According to the company, the 30 per cent decrease in core earnings reflects a combination of factors, including unfavourable insurance experience related to life insurance claims in 2025, whereas claims experience had been favourable in 2024. Manulife also points to lower expected investment earnings and the net impact of the 2024 updates to actuarial methods and assumptions.

During the February 12 conference call, several analysts asked questions regarding the unfavourable experience in the U.S. division. Manulife executives indicated that this reflected normal variability in life insurance and disability insurance claims.

In response to a follow-up question on the matter, President and CEO Philip Witherington, who took office in May 2025 following the departure of Roy Gori, specified that “the drivers of adverse experience that you’ve referenced are quite different lines of business. The short-term matter that we’ve discussed on this call, of some mortality variability, we do believe this is short-term variability.”

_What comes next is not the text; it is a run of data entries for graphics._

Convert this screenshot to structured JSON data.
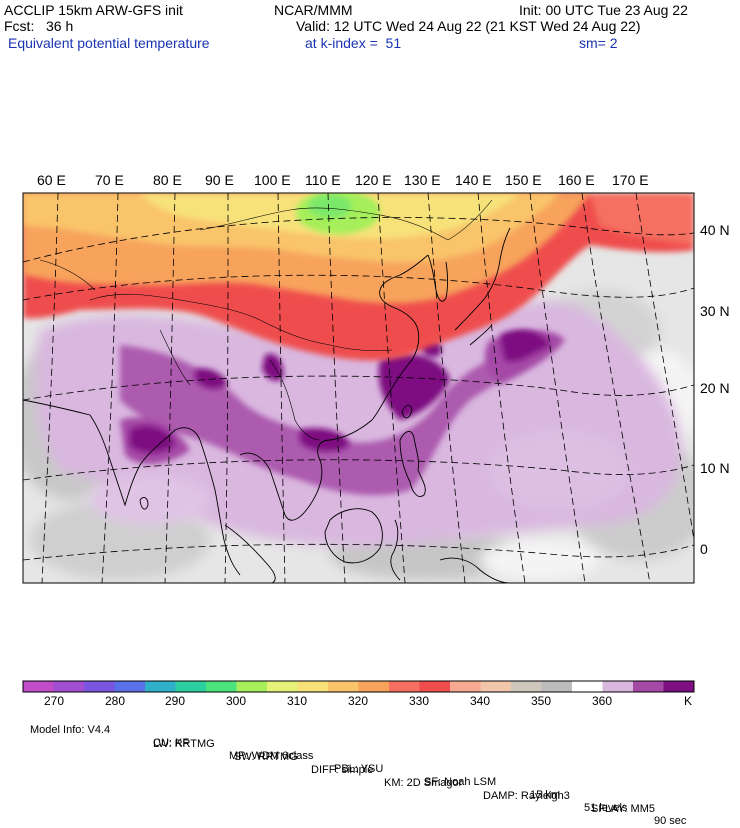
{
  "header": {
    "model_title": "ACCLIP 15km ARW-GFS init",
    "forecast": "Fcst:   36 h",
    "field_name": "Equivalent potential temperature",
    "center": "NCAR/MMM",
    "init_time": "Init: 00 UTC Tue 23 Aug 22",
    "valid_time": "Valid: 12 UTC Wed 24 Aug 22 (21 KST Wed 24 Aug 22)",
    "level": "at k-index =  51",
    "smoothing": "sm= 2"
  },
  "map": {
    "lon_labels": [
      "60 E",
      "70 E",
      "80 E",
      "90 E",
      "100 E",
      "110 E",
      "120 E",
      "130 E",
      "140 E",
      "150 E",
      "160 E",
      "170 E"
    ],
    "lat_labels": [
      "40 N",
      "30 N",
      "20 N",
      "10 N",
      "0"
    ]
  },
  "colorbar": {
    "colors": [
      "#c04cc8",
      "#a14fd0",
      "#7a55e0",
      "#5a70e8",
      "#2fb0c8",
      "#2ccfa0",
      "#4ce27c",
      "#a6ef5a",
      "#e6f178",
      "#f7e27a",
      "#f9c46a",
      "#f7a35c",
      "#f57060",
      "#ef4d4d",
      "#f7a890",
      "#f1c6aa",
      "#cfc6bc",
      "#bcbcbc",
      "#ffffff",
      "#d8b6de",
      "#a44aa6",
      "#7d0f80"
    ],
    "tick_labels": [
      "270",
      "280",
      "290",
      "300",
      "310",
      "320",
      "330",
      "340",
      "350",
      "360"
    ],
    "unit": "K"
  },
  "footer": {
    "line1": [
      "Model Info: V4.4",
      "CU: KF",
      "MP: WDM 6class",
      "PBL: YSU",
      "SF: Noah LSM",
      "15 km",
      "51 levels",
      "90 sec"
    ],
    "line2": [
      "LW: RRTMG",
      "SW: RRTMG",
      "DIFF: simple",
      "KM: 2D Smagor",
      "DAMP: Rayleigh3",
      "SFLAY: MM5"
    ]
  }
}
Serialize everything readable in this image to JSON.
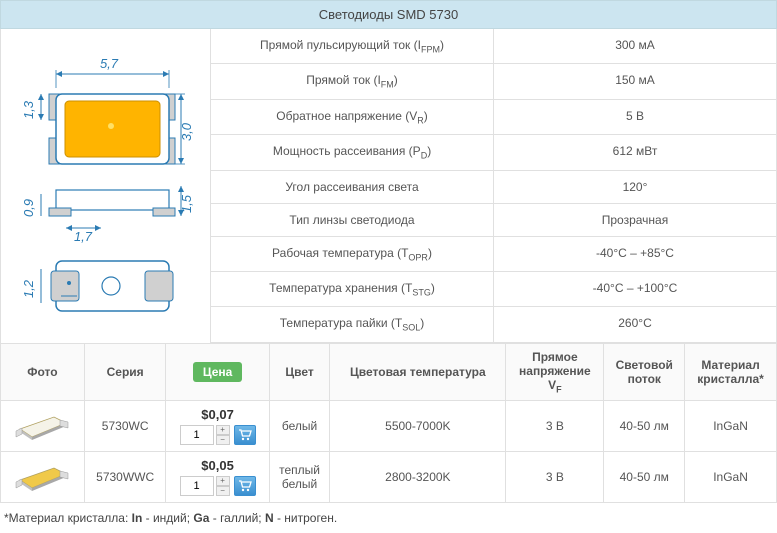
{
  "title": "Светодиоды SMD 5730",
  "diagram": {
    "dims": {
      "width": "5,7",
      "height": "3,0",
      "pad_depth": "1,3",
      "bottom_h": "1,5",
      "bottom_edge": "0,9",
      "pad_w": "1,7",
      "side_h": "1,2"
    },
    "colors": {
      "body": "#ffb400",
      "outline": "#2b7bb3",
      "dim_line": "#2b7bb3",
      "pad": "#d0d0d0"
    }
  },
  "specs": [
    {
      "label": "Прямой пульсирующий ток (I",
      "sub": "FPM",
      "suffix": ")",
      "value": "300 мА"
    },
    {
      "label": "Прямой ток (I",
      "sub": "FM",
      "suffix": ")",
      "value": "150 мА"
    },
    {
      "label": "Обратное напряжение (V",
      "sub": "R",
      "suffix": ")",
      "value": "5 В"
    },
    {
      "label": "Мощность рассеивания (P",
      "sub": "D",
      "suffix": ")",
      "value": "612 мВт"
    },
    {
      "label": "Угол рассеивания света",
      "sub": "",
      "suffix": "",
      "value": "120°"
    },
    {
      "label": "Тип линзы светодиода",
      "sub": "",
      "suffix": "",
      "value": "Прозрачная"
    },
    {
      "label": "Рабочая температура (T",
      "sub": "OPR",
      "suffix": ")",
      "value": "-40°C – +85°C"
    },
    {
      "label": "Температура хранения (T",
      "sub": "STG",
      "suffix": ")",
      "value": "-40°C – +100°C"
    },
    {
      "label": "Температура пайки (T",
      "sub": "SOL",
      "suffix": ")",
      "value": "260°C"
    }
  ],
  "columns": {
    "photo": "Фото",
    "series": "Серия",
    "price": "Цена",
    "color": "Цвет",
    "color_temp": "Цветовая температура",
    "fwd_voltage_l1": "Прямое",
    "fwd_voltage_l2": "напряжение",
    "fwd_voltage_sub": "F",
    "fwd_voltage_sym": "V",
    "flux_l1": "Световой",
    "flux_l2": "поток",
    "crystal_l1": "Материал",
    "crystal_l2": "кристалла*"
  },
  "products": [
    {
      "series": "5730WC",
      "price": "$0,07",
      "qty": "1",
      "color": "белый",
      "color_temp": "5500-7000K",
      "vf": "3 В",
      "flux": "40-50 лм",
      "crystal": "InGaN",
      "led_fill": "#f5f3e8"
    },
    {
      "series": "5730WWC",
      "price": "$0,05",
      "qty": "1",
      "color": "теплый белый",
      "color_temp": "2800-3200K",
      "vf": "3 В",
      "flux": "40-50 лм",
      "crystal": "InGaN",
      "led_fill": "#f0c949"
    }
  ],
  "footnote": {
    "prefix": "*Материал кристалла: ",
    "parts": [
      {
        "b": "In",
        "t": " - индий; "
      },
      {
        "b": "Ga",
        "t": " - галлий; "
      },
      {
        "b": "N",
        "t": " - нитроген."
      }
    ]
  }
}
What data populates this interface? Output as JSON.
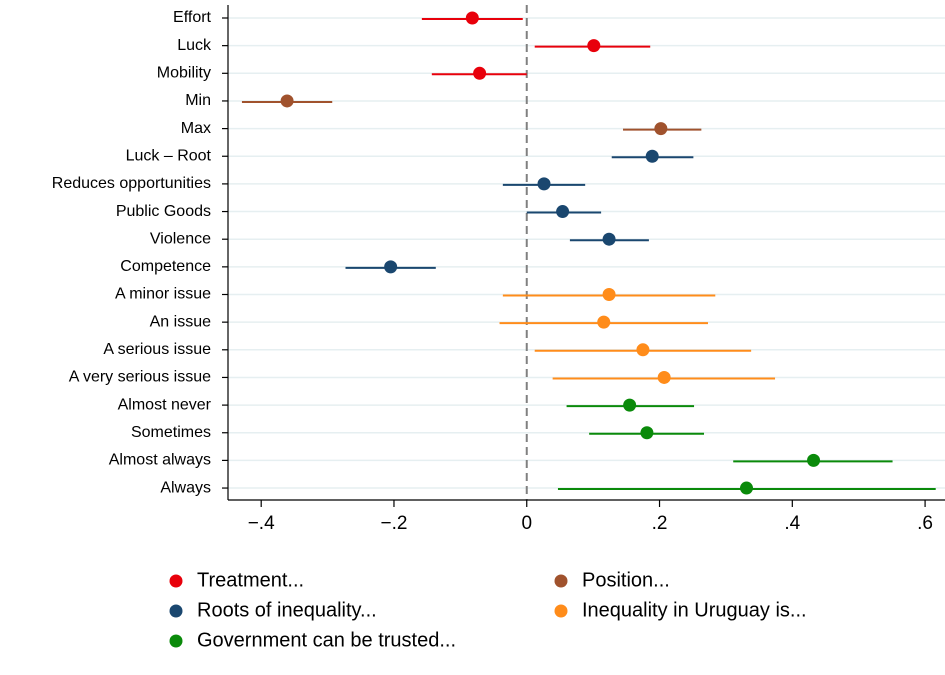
{
  "chart_data": {
    "type": "coefplot",
    "xlim": [
      -0.45,
      0.63
    ],
    "xticks": [
      {
        "value": -0.4,
        "label": "−.4"
      },
      {
        "value": -0.2,
        "label": "−.2"
      },
      0,
      {
        "value": 0.2,
        "label": ".2"
      },
      {
        "value": 0.4,
        "label": ".4"
      },
      {
        "value": 0.6,
        "label": ".6"
      }
    ],
    "reference_line": 0,
    "grid": true,
    "series": [
      {
        "name": "Treatment...",
        "color": "#e8000b",
        "categories": [
          "Effort",
          "Luck",
          "Mobility"
        ],
        "values": [
          -0.082,
          0.101,
          -0.071
        ],
        "ci_low": [
          -0.158,
          0.012,
          -0.143
        ],
        "ci_high": [
          -0.006,
          0.186,
          0.0
        ]
      },
      {
        "name": "Position...",
        "color": "#a0522d",
        "categories": [
          "Min",
          "Max"
        ],
        "values": [
          -0.361,
          0.202
        ],
        "ci_low": [
          -0.429,
          0.145
        ],
        "ci_high": [
          -0.293,
          0.263
        ]
      },
      {
        "name": "Roots of inequality...",
        "color": "#1a476f",
        "categories": [
          "Luck – Root",
          "Reduces opportunities",
          "Public Goods",
          "Violence",
          "Competence"
        ],
        "values": [
          0.189,
          0.026,
          0.054,
          0.124,
          -0.205
        ],
        "ci_low": [
          0.128,
          -0.036,
          0.0,
          0.065,
          -0.273
        ],
        "ci_high": [
          0.251,
          0.088,
          0.112,
          0.184,
          -0.137
        ]
      },
      {
        "name": "Inequality in Uruguay is...",
        "color": "#ff8c1a",
        "categories": [
          "A minor issue",
          "An issue",
          "A serious issue",
          "A very serious issue"
        ],
        "values": [
          0.124,
          0.116,
          0.175,
          0.207
        ],
        "ci_low": [
          -0.036,
          -0.041,
          0.012,
          0.039
        ],
        "ci_high": [
          0.284,
          0.273,
          0.338,
          0.374
        ]
      },
      {
        "name": "Government can be trusted...",
        "color": "#0a8a0a",
        "categories": [
          "Almost never",
          "Sometimes",
          "Almost always",
          "Always"
        ],
        "values": [
          0.155,
          0.181,
          0.432,
          0.331
        ],
        "ci_low": [
          0.06,
          0.094,
          0.311,
          0.047
        ],
        "ci_high": [
          0.252,
          0.267,
          0.551,
          0.616
        ]
      }
    ]
  }
}
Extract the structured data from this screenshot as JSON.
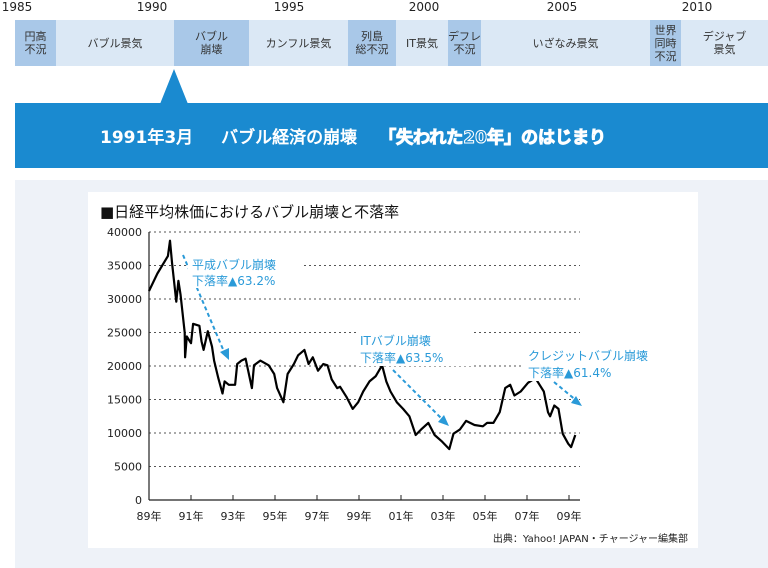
{
  "timeline": {
    "years": [
      "1985",
      "1990",
      "1995",
      "2000",
      "2005",
      "2010"
    ],
    "periods": [
      {
        "label": "円高\n不況",
        "tone": "dark"
      },
      {
        "label": "バブル景気",
        "tone": "light"
      },
      {
        "label": "バブル\n崩壊",
        "tone": "dark"
      },
      {
        "label": "カンフル景気",
        "tone": "light"
      },
      {
        "label": "列島\n総不況",
        "tone": "dark"
      },
      {
        "label": "IT景気",
        "tone": "light"
      },
      {
        "label": "デフレ\n不況",
        "tone": "dark"
      },
      {
        "label": "いざなみ景気",
        "tone": "light"
      },
      {
        "label": "世界\n同時\n不況",
        "tone": "dark"
      },
      {
        "label": "デジャブ\n景気",
        "tone": "light"
      }
    ]
  },
  "banner": {
    "date": "1991年3月",
    "event": "バブル経済の崩壊",
    "highlight": "「失われた20年」",
    "suffix": "のはじまり"
  },
  "colors": {
    "accent": "#1a8ad0",
    "annotation": "#2a9ad8",
    "line": "#000000"
  },
  "chart_data": {
    "type": "line",
    "title": "■日経平均株価におけるバブル崩壊と不落率",
    "xlabel": "",
    "ylabel": "",
    "xlim": [
      1989,
      2009.4
    ],
    "ylim": [
      0,
      40000
    ],
    "yticks": [
      "0",
      "5000",
      "10000",
      "15000",
      "20000",
      "25000",
      "30000",
      "35000",
      "40000"
    ],
    "xticks": [
      "89年",
      "91年",
      "93年",
      "95年",
      "97年",
      "99年",
      "01年",
      "03年",
      "05年",
      "07年",
      "09年"
    ],
    "grid": "horizontal dotted",
    "series": [
      {
        "name": "日経平均株価",
        "x": [
          1989.0,
          1989.4,
          1989.9,
          1990.0,
          1990.1,
          1990.3,
          1990.4,
          1990.5,
          1990.7,
          1990.72,
          1990.8,
          1991.0,
          1991.1,
          1991.4,
          1991.5,
          1991.6,
          1991.8,
          1992.0,
          1992.1,
          1992.3,
          1992.5,
          1992.6,
          1992.8,
          1993.1,
          1993.2,
          1993.4,
          1993.6,
          1993.9,
          1994.0,
          1994.3,
          1994.7,
          1994.96,
          1995.1,
          1995.4,
          1995.6,
          1995.9,
          1996.1,
          1996.4,
          1996.6,
          1996.8,
          1997.05,
          1997.3,
          1997.5,
          1997.7,
          1997.96,
          1998.1,
          1998.4,
          1998.7,
          1998.96,
          1999.2,
          1999.5,
          1999.8,
          2000.1,
          2000.3,
          2000.5,
          2000.8,
          2001.1,
          2001.4,
          2001.7,
          2001.95,
          2002.3,
          2002.6,
          2002.96,
          2003.3,
          2003.5,
          2003.8,
          2004.1,
          2004.5,
          2004.9,
          2005.1,
          2005.4,
          2005.7,
          2005.96,
          2006.2,
          2006.4,
          2006.7,
          2007.05,
          2007.4,
          2007.6,
          2007.8,
          2008.0,
          2008.1,
          2008.3,
          2008.5,
          2008.7,
          2008.96,
          2009.1,
          2009.3
        ],
        "y": [
          31200,
          33800,
          36400,
          38700,
          35300,
          29600,
          32700,
          30700,
          25000,
          21300,
          24400,
          23400,
          26300,
          26000,
          23700,
          22400,
          25200,
          22900,
          20800,
          18200,
          15900,
          17700,
          17200,
          17200,
          20300,
          20800,
          21100,
          16700,
          20100,
          20800,
          20100,
          18800,
          16700,
          14600,
          18800,
          20300,
          21600,
          22400,
          20300,
          21300,
          19300,
          20300,
          20100,
          18000,
          16700,
          16900,
          15400,
          13600,
          14600,
          16200,
          17700,
          18500,
          20100,
          17700,
          16200,
          14600,
          13600,
          12500,
          9700,
          10500,
          11500,
          9700,
          8700,
          7600,
          9900,
          10500,
          11800,
          11200,
          11000,
          11500,
          11500,
          13100,
          16700,
          17200,
          15600,
          16200,
          17500,
          18200,
          17200,
          16200,
          13100,
          12500,
          14100,
          13600,
          9900,
          8400,
          7900,
          9700
        ]
      }
    ],
    "annotations": [
      {
        "title": "平成バブル崩壊",
        "rate": "下落率▲63.2%"
      },
      {
        "title": "ITバブル崩壊",
        "rate": "下落率▲63.5%"
      },
      {
        "title": "クレジットバブル崩壊",
        "rate": "下落率▲61.4%"
      }
    ],
    "source": "出典：Yahoo! JAPAN・チャージャー編集部"
  }
}
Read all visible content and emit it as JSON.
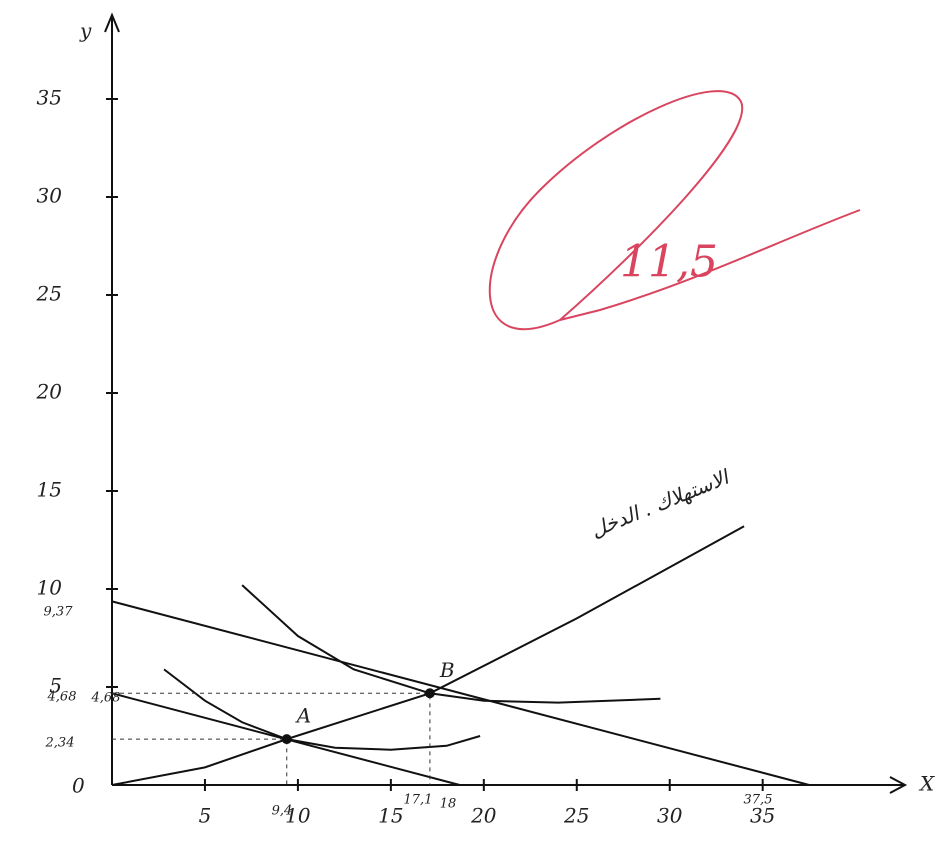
{
  "chart_data": {
    "type": "line",
    "x_label": "X",
    "y_label": "y",
    "origin_label": "0",
    "xlim": [
      0,
      44
    ],
    "ylim": [
      0,
      40
    ],
    "xticks": [
      5,
      10,
      15,
      20,
      25,
      30,
      35
    ],
    "yticks": [
      5,
      10,
      15,
      20,
      25,
      30,
      35
    ],
    "series": [
      {
        "color": "#111111",
        "x": [
          0,
          18.7
        ],
        "values": [
          4.68,
          0
        ]
      },
      {
        "color": "#111111",
        "x": [
          0,
          37.5
        ],
        "values": [
          9.37,
          0
        ]
      },
      {
        "color": "#111111",
        "x": [
          0,
          5,
          9.4,
          17.1,
          25,
          34
        ],
        "values": [
          0,
          0.9,
          2.34,
          4.68,
          8.5,
          13.2
        ]
      },
      {
        "color": "#111111",
        "x": [
          2.8,
          5,
          7,
          9.4,
          12,
          15,
          18,
          19.8
        ],
        "values": [
          5.9,
          4.3,
          3.2,
          2.34,
          1.9,
          1.8,
          2.0,
          2.5
        ]
      },
      {
        "color": "#111111",
        "x": [
          7,
          10,
          13,
          17.1,
          20,
          24,
          29.5
        ],
        "values": [
          10.2,
          7.6,
          5.9,
          4.68,
          4.3,
          4.2,
          4.4
        ]
      }
    ],
    "points": [
      {
        "label": "A",
        "x": 9.4,
        "y": 2.34
      },
      {
        "label": "B",
        "x": 17.1,
        "y": 4.68
      }
    ],
    "annotations": [
      "9,37",
      "4,68",
      "2,34",
      "4,68",
      "9,4",
      "17,1",
      "18",
      "37,5",
      "الاستهلاك . الدخل"
    ],
    "grade": "11,5"
  }
}
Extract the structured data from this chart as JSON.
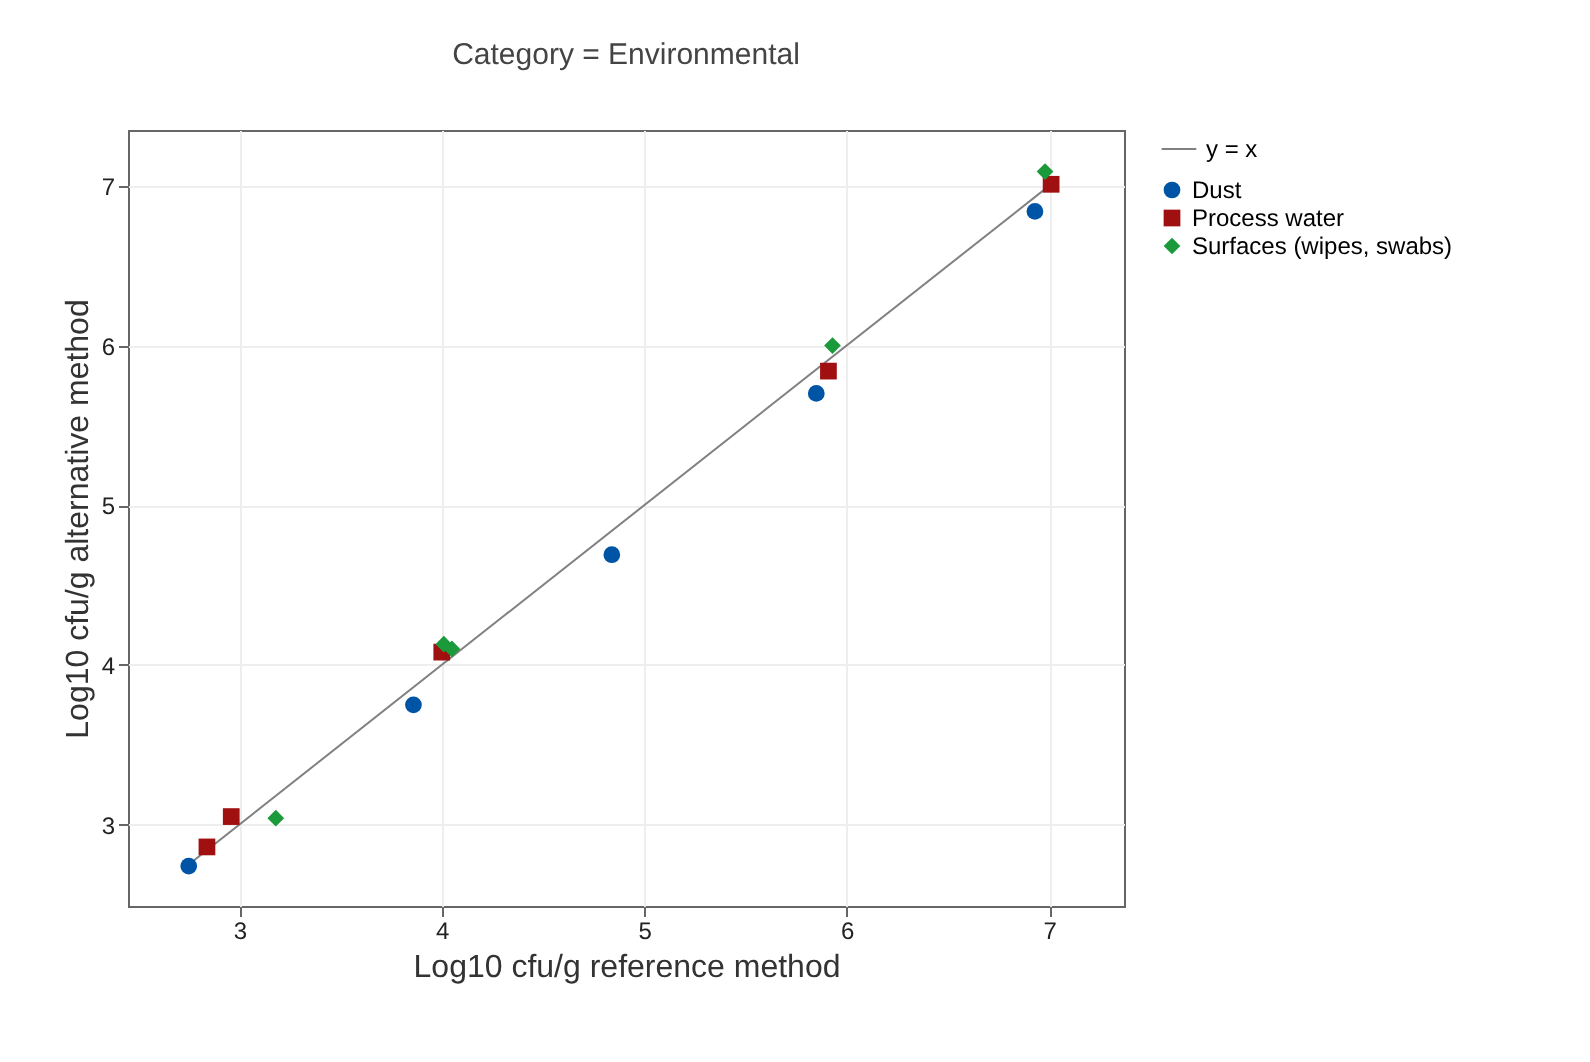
{
  "chart_data": {
    "type": "scatter",
    "title": "Category = Environmental",
    "xlabel": "Log10 cfu/g reference method",
    "ylabel": "Log10 cfu/g alternative method",
    "xlim": [
      2.45,
      7.37
    ],
    "xticks": [
      3,
      4,
      5,
      6,
      7
    ],
    "ylim": [
      2.49,
      7.35
    ],
    "yticks": [
      3,
      4,
      5,
      6,
      7
    ],
    "grid": true,
    "legend": "right",
    "series": [
      {
        "name": "y = x",
        "type": "line",
        "color": "#808080",
        "marker": "none",
        "x": [
          2.75,
          7.0
        ],
        "values": [
          2.75,
          7.0
        ]
      },
      {
        "name": "Dust",
        "color": "#0054a6",
        "marker": "circle",
        "x": [
          2.75,
          3.86,
          4.84,
          5.85,
          6.93
        ],
        "values": [
          2.74,
          3.75,
          4.69,
          5.7,
          6.84
        ]
      },
      {
        "name": "Process water",
        "color": "#a01010",
        "marker": "square",
        "x": [
          2.84,
          2.96,
          4.0,
          5.91,
          7.01
        ],
        "values": [
          2.86,
          3.05,
          4.08,
          5.84,
          7.01
        ]
      },
      {
        "name": "Surfaces (wipes, swabs)",
        "color": "#1a9a3a",
        "marker": "diamond",
        "x": [
          3.18,
          4.01,
          4.05,
          5.93,
          6.98
        ],
        "values": [
          3.04,
          4.13,
          4.1,
          6.0,
          7.09
        ]
      }
    ]
  }
}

The company also reported 42 per cent growth in CSM from new business in its U.S. segment in 2025. It further notes that annualized premium equivalent (APE) sales increased 24 per cent, “reflecting broad-based demand for our suite of products.”

Asia

In Asia, net income attributed to shareholders reached $3 billion in 2025, compared with net income of $2.4 billion reported in 2024. This represents an increase of $617 million or 26 per cent over a 12-month period.

Core earnings rose 18 per cent in 2025 compared with 2024, after adjusting for the impact of changes in foreign exchange rates. In Hong Kong, core earnings increased 26 per cent and 48 per cent in mainland China.

The company also highlights the creation of a 50-50 life insurance joint venture with Mahindra & Mahindra Limited to enter the Indian market.

Global Wealth and Asset Management

For the Global Wealth and Asset Management segment, net income attributed to shareholders amounted to $1.9 billion in fiscal 2025, compared with earnings of $1.6 billion reported in 2024. This represents an increase of $303 million or 19 per cent.

The improvement in core earnings, up 14 per cent on a constant exchange rate basis, is primarily attributable to higher net fee income related to assets under management and administration, Manulife states in its management’s discussion and analysis. The company also cites the acquisition of Comvest.

Sales

In 2025, annualized premium equivalent (APE) sales reached $9.74 billion. In 2024, APE sales totalled $8.4 B. This represents an increase of $1.3 billion or 16 per cent over 12 months.

Looking more closely by business unit, comparing 2025 sales with those of 2024, APE sales increased 36 per cent in Asia, which is the insurer’s largest market. Sales were also up 20 per cent in Canada and 11 per cent in the United States.

Insurance sales reached $8.7 billion in 2025. This represents an increase of 16 per cent compared with sales of $7.5 billion reported for fiscal 2024.

As at December 31, 2025, the Life Insurance Capital Adequacy Test (LICAT) ratio of The Manufacturers Life Insurance Company stood at 136 per cent, compared with 137 per cent a year earlier. Share buybacks, dividends, the acquisition of Comvest and new capital requirements for segregated funds, in effect since January 1, 2025, explain the decrease in the LICAT ratio, the company specifies in its management’s discussion and analysis.

Discussion with analysts

The discussion between financial analysts and the management team took place on February 12. Philip Witherington confirmed that the company will continue its normal course issuer bid.

In 2025, three per cent of outstanding shares were repurchased, and the program will continue in 2026 for 2.5 per cent of the outstanding share volume. These buybacks are an appropriate way to deploy excess capital, according to Witherington, and at 2.5 per cent, “it’s not something that constrains our ability to invest organically in our businesses, which is really important in the context of the refreshed strategy that we laid out three months ago,” he adds.

For his part, Senior Vice President and Chief Financial Officer Colin Simpson adds that the company continues to target a return on equity (ROE) of 18 per cent. “We live in a fluid environment, and we will use share buybacks not as the primary driver to get to the 18 per cent ROE, but as a lever to pull in order for us to get there,” he says.